NASA’s Perseverance Rover Studies Intense Dust Storms on the Red Planet

US space agency NASA’s Perseverance rover has been exploring Mars and digging for signs of life since it landed on the planet in February last year. Besides the rocks and alien atmosphere, the rover witnessed some intense dust winds called dust devils in the Jezero Crater. In a new study, scientists have tried to examine the weather phenomena that the rover has seen in its first 216 Martian days. The findings are said to be beneficial for scientists in unravelling the dust processes on Mars and likely predicting future dust storms on the red planet.

NASA‘s Perseverance had managed to film one such phenomenon where gusts of wind lifted a massive Martian dust cloud. It has also detected hundreds of dust winds using the camera mounted on it and a suite of sensors.

“We had a regional dust storm right on top of us in January, but we are still in the middle of dust season, so we’re very likely to see more dust storms,” said Claire Newman, a researcher from Aeolis Research and lead author of the study published in Science Advances.

It was noted in the study that Perseverance experienced at least four whirlwinds on a typical day on Mars.

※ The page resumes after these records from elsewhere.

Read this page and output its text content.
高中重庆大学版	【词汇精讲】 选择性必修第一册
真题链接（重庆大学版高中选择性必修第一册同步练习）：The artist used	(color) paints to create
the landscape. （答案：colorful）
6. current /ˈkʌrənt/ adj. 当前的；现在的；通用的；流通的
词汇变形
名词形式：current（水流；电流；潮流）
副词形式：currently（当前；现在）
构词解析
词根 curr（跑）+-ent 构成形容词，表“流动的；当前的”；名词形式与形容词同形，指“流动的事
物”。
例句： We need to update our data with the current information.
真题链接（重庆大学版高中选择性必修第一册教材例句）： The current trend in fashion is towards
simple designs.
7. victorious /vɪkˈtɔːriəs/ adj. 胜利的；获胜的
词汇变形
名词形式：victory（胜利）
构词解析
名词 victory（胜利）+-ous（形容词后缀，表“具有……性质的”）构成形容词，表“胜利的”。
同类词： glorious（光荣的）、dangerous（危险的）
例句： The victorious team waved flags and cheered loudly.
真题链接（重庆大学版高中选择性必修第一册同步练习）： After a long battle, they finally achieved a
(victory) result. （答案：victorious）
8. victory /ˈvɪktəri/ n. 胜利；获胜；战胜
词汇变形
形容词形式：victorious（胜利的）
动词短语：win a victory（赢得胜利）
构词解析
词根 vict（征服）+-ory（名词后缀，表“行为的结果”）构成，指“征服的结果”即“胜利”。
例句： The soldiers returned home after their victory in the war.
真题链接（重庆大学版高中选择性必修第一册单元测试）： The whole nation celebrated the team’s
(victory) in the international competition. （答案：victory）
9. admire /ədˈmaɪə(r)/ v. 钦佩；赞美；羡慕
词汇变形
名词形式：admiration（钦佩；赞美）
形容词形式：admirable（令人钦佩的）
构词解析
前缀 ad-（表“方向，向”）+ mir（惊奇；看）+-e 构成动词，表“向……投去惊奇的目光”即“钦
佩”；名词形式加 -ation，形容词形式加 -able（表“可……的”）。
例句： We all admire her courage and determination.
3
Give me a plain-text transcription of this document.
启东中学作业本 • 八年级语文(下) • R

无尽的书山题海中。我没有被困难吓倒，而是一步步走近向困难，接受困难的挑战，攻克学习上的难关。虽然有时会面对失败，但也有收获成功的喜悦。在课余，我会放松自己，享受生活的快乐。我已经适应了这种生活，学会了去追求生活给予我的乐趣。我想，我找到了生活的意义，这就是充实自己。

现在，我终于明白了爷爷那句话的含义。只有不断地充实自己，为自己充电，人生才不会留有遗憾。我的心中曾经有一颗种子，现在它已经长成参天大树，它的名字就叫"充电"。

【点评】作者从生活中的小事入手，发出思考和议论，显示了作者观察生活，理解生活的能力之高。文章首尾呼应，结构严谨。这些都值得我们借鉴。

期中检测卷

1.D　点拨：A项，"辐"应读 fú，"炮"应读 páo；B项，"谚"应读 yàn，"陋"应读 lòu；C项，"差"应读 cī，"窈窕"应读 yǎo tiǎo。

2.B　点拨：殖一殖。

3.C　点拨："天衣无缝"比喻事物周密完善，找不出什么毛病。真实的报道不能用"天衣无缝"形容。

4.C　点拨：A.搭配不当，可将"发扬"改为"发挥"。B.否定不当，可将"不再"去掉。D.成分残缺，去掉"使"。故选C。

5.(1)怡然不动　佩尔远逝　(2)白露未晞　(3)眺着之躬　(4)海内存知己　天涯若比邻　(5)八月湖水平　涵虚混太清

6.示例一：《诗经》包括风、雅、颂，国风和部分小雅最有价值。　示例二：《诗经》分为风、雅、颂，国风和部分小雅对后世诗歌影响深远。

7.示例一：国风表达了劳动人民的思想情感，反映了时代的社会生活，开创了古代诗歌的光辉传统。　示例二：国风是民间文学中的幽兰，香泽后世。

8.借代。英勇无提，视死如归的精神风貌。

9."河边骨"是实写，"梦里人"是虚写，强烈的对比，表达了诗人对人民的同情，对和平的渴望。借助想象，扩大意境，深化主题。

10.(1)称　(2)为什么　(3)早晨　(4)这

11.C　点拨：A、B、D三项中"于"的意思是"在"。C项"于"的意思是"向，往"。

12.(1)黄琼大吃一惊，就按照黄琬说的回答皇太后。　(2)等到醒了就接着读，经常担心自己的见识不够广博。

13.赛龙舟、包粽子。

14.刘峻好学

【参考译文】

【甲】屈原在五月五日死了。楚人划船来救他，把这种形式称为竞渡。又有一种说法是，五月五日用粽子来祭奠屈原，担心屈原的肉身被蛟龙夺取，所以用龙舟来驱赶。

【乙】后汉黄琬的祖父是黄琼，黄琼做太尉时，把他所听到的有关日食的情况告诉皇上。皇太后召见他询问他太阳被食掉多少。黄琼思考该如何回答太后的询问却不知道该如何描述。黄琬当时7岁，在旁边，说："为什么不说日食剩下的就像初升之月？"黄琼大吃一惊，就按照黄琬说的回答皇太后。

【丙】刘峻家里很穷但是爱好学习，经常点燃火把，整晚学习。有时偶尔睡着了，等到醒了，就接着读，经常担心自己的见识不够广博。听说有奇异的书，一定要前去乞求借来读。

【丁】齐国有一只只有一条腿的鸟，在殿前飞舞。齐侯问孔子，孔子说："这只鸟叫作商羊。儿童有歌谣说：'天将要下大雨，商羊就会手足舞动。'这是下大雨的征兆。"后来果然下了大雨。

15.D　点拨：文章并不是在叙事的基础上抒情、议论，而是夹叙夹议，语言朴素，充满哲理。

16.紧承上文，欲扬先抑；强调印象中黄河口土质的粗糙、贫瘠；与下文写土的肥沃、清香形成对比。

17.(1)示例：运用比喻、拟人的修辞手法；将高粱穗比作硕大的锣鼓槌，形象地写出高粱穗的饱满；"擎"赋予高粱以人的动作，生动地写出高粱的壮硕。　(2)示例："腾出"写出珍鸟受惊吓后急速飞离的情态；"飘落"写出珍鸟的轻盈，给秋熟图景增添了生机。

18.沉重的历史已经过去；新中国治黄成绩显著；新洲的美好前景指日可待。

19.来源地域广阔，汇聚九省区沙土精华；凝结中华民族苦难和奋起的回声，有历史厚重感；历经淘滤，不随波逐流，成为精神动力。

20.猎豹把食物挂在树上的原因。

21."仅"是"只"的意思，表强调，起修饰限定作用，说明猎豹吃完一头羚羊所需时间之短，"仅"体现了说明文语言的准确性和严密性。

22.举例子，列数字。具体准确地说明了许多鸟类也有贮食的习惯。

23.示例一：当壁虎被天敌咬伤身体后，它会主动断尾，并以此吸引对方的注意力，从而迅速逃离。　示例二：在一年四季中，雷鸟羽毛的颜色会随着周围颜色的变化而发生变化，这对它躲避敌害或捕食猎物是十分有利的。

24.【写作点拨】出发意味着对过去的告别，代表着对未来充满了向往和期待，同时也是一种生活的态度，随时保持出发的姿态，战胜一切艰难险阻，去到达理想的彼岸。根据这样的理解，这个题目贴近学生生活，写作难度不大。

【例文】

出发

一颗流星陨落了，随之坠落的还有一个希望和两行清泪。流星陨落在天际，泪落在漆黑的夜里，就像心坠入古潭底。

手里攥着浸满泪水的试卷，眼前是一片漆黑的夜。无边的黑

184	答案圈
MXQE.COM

More than one such wind passes the rover during a peak period just after noon, the researchers observed.

The rover’s cameras have also captured three gust-lifting events where dust clouds as big as 4 square kilometres were formed due to wind gusts. These wind gusts had the potential to collectively lift an equal amount or more of dust than the whirlwinds.

“We think these gust-liftings are infrequent but could be responsible for a large fraction of the background dust that hovers all the time in the Martian atmosphere,” said Newman.

Mars is known for its dust storms and the winds and dust have been witnessed across the planet. However, researchers observed a greater activity of dust storms in the Jezero Crater. This, according to Newman, could be due to factors such as roughness of its surface that facilitates the lifting of dust by the wind.

“There is generally just more dust lifting in Jezero Crater, though average wind speeds are lower there and peak wind speeds and whirlwind activity are comparable to Elysium Planitia,” Newman explained.